Tito e i suoi uomini miravano a riconquistare la Slovenia e la Croazia, di fatto annesse al Terzo Reich, ma anche la Dalmazia, l’Istria, tutto il Veneto fino all’Isonzo, secondo un preciso piano politico.
Ma furono tenuti a freno dai tedeschi con una dura repressione, con stragi di civili, rappresaglie e paesi incendiati e distrutti.
Però poi,quando nel 1945 il Terzo Reich venne sconfitto definitivamente, gli uomini di Tito, irreggimentati del IX Korpus e la loro polizia segreta l’OZNA, non ebbero più ostacoli.
L’Esercito iugoslavo occupò l’Istria e puntò direttamente a Trieste, ma gli alleati, con la Divisione Neozelandese del generale Freyberg, che avanzavano dal sud della nostra penisola, riuscirono a contrastarli e a liberare prima Venezia e poi Trieste che ancora formalmente era in mano ai tedeschi che, asserragliati nella Fortezza di San Giusto, si arresero subito.
In questo modo impedirono a Tito di prendere Trieste.
Allora la rabbia degli uomini di Tito si riversò sugli abitanti inermi in una catena di sangue e di orrore che tra il maggio e il giugno del 1945 portò alla morte tra 4.000 e 6.000 civili innocenti. E costrinse circa 250.000 di italiani dell’Istria, di Fiume e della Dalmazia a lasciare la propria terra.
I primi a finire nelle Foibe furono carabinieri, poliziotti e i pochi militari fascisti rimasti e i collaborazionisti che non erano riusciti a scappare, al loro posto furono catturati anche mogli e figli per vendetta.
Le uccisioni furono spaventosamente crudeli.
I prigionieri venivano legati l’uno all’altro con un lungo filo di ferro stretto ai polsi e poi disposti lungo i bordi delle Foibe.

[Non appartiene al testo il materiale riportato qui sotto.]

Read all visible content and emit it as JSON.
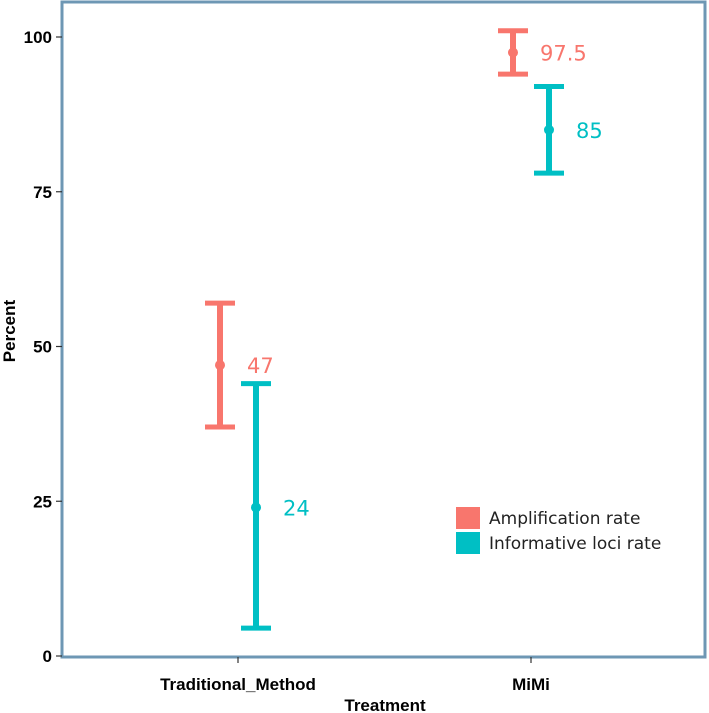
{
  "chart_data": {
    "type": "errorbar",
    "title": "",
    "xlabel": "Treatment",
    "ylabel": "Percent",
    "categories": [
      "Traditional_Method",
      "MiMi"
    ],
    "ylim": [
      0,
      100
    ],
    "yticks": [
      0,
      25,
      50,
      75,
      100
    ],
    "grid": false,
    "legend_position": "bottom-right",
    "series": [
      {
        "name": "Amplification rate",
        "color": "#F8766D",
        "points": [
          {
            "category": "Traditional_Method",
            "value": 47,
            "lower": 37,
            "upper": 57,
            "label": "47"
          },
          {
            "category": "MiMi",
            "value": 97.5,
            "lower": 94,
            "upper": 101,
            "label": "97.5"
          }
        ]
      },
      {
        "name": "Informative loci rate",
        "color": "#00BFC4",
        "points": [
          {
            "category": "Traditional_Method",
            "value": 24,
            "lower": 4.5,
            "upper": 44,
            "label": "24"
          },
          {
            "category": "MiMi",
            "value": 85,
            "lower": 78,
            "upper": 92,
            "label": "85"
          }
        ]
      }
    ]
  },
  "panel_border_color": "#6E97B4"
}
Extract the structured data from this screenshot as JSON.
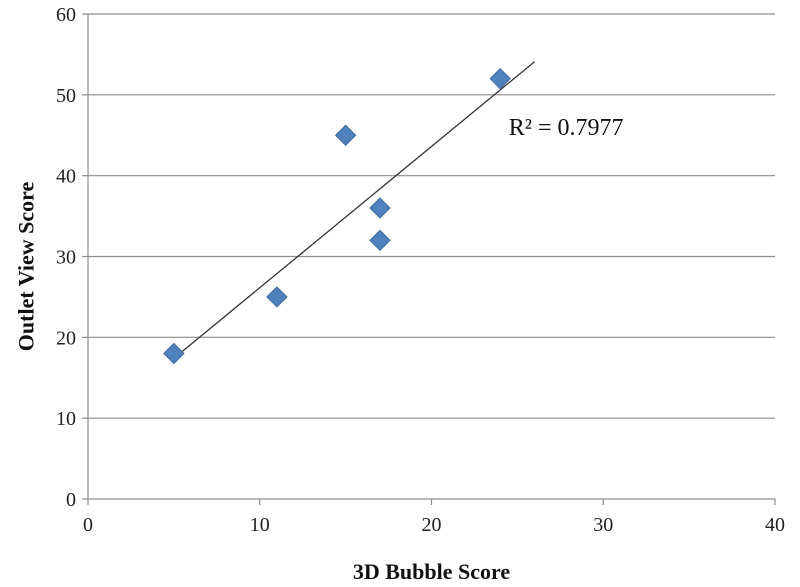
{
  "chart_data": {
    "type": "scatter",
    "title": "",
    "xlabel": "3D Bubble Score",
    "ylabel": "Outlet View Score",
    "xlim": [
      0,
      40
    ],
    "ylim": [
      0,
      60
    ],
    "x_ticks": [
      0,
      10,
      20,
      30,
      40
    ],
    "y_ticks": [
      0,
      10,
      20,
      30,
      40,
      50,
      60
    ],
    "grid": "horizontal",
    "legend": "none",
    "series": [
      {
        "color": "#4F81BD",
        "marker": "diamond",
        "points": [
          {
            "x": 5,
            "y": 18
          },
          {
            "x": 11,
            "y": 25
          },
          {
            "x": 15,
            "y": 45
          },
          {
            "x": 17,
            "y": 36
          },
          {
            "x": 17,
            "y": 32
          },
          {
            "x": 24,
            "y": 52
          }
        ]
      }
    ],
    "trendline": {
      "type": "linear",
      "color": "#333333",
      "x_start": 5,
      "y_start": 17.4,
      "x_end": 26,
      "y_end": 54.1
    },
    "annotation": {
      "text": "R² = 0.7977",
      "x": 24.5,
      "y": 46
    }
  }
}
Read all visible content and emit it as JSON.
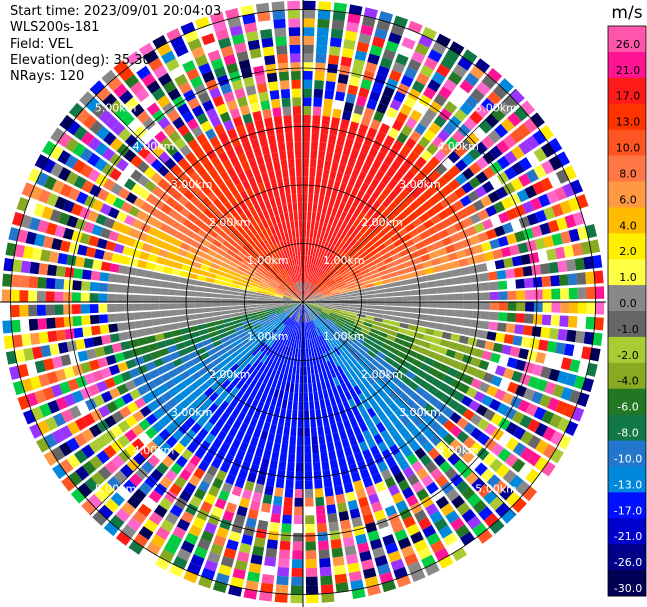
{
  "header": {
    "start_time": "Start time: 2023/09/01 20:04:03",
    "station": "WLS200s-181",
    "field": "Field: VEL",
    "elevation": "Elevation(deg): 35.30",
    "nrays": "NRays: 120"
  },
  "chart_data": {
    "type": "ppi",
    "field": "VEL",
    "elevation_deg": 35.3,
    "nrays": 120,
    "range_rings_km": [
      1.0,
      2.0,
      3.0,
      4.0,
      5.0
    ],
    "ring_labels": [
      "1.00km",
      "2.00km",
      "3.00km",
      "4.00km",
      "5.00km"
    ],
    "crosshair": true,
    "colorbar": {
      "unit": "m/s",
      "ticks": [
        "26.0",
        "21.0",
        "17.0",
        "13.0",
        "10.0",
        "8.0",
        "6.0",
        "4.0",
        "2.0",
        "1.0",
        "0.0",
        "-1.0",
        "-2.0",
        "-4.0",
        "-6.0",
        "-8.0",
        "-10.0",
        "-13.0",
        "-17.0",
        "-21.0",
        "-26.0",
        "-30.0"
      ],
      "colors": [
        "#ff55aa",
        "#ff1493",
        "#ff1a1a",
        "#ff3300",
        "#ff5522",
        "#ff7744",
        "#ff9944",
        "#ffbb00",
        "#ffee00",
        "#ffff44",
        "#888888",
        "#666666",
        "#aacc33",
        "#88aa22",
        "#227722",
        "#117744",
        "#2277cc",
        "#0088dd",
        "#0011ff",
        "#0000cc",
        "#000088",
        "#000055"
      ]
    }
  }
}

I partigiani iugoslavi sparavano non a tutti ma solo ai primi tre o quattro in modo che questi cadendo in fondo alle Foibe trascinassero anche gli altri che venivano così condannati a sopravvivere per giorni sui cadaveri, fino alla loro morte.
Si calcola che a Trieste 3.000 innocenti furono gettati nelle Foibe.
A Fiume le uccisioni furono così tante che la città si spopolò.
Il dramma delle terre italiane si concluse solo nel 1947 con la firma del trattato di pace a Parigi in cui si decise il confine tra Iugoslavia e Italia che dovette cedere numerose città a maggioranza italiana come Zara, Dalmazia, isole del Quarnaro, Fiume, Istria e parte della provincia di Gorizia.
Questo trattato concesse alla Iugoslavia di confiscare tutti i beni dei cittadini italiani con l’accordo che poi sarebbero stati indennizzati dal governo di Roma.
Ma questo causò due ingiustizie, la prima fu l’esodo di massa di intere famiglie senza più alcun bene e la seconda è che questi cittadini italiani non sono mai stati indennizzati dallo Stato Italiano.
I massacri delle Foibe sono una delle pagine più tristi e vergognose della nostra storia che però meritano di rimanere vive e di non perdersi nell’oblio, per restituire giustizia e dignità a tutte le vittime.
Oggi non è il momento di fare polemiche sterili e inutili, che ingigantiscono o diminuiscono l’importanza degli eventi a seconda della convenienza ideologica, ma è il giorno per ricordare una tragedia assurda e immane: la tragedia che hanno vissuto le terre orientali dell’Italia e i suoi abitanti, privati della libertà e della vita in modo brutale.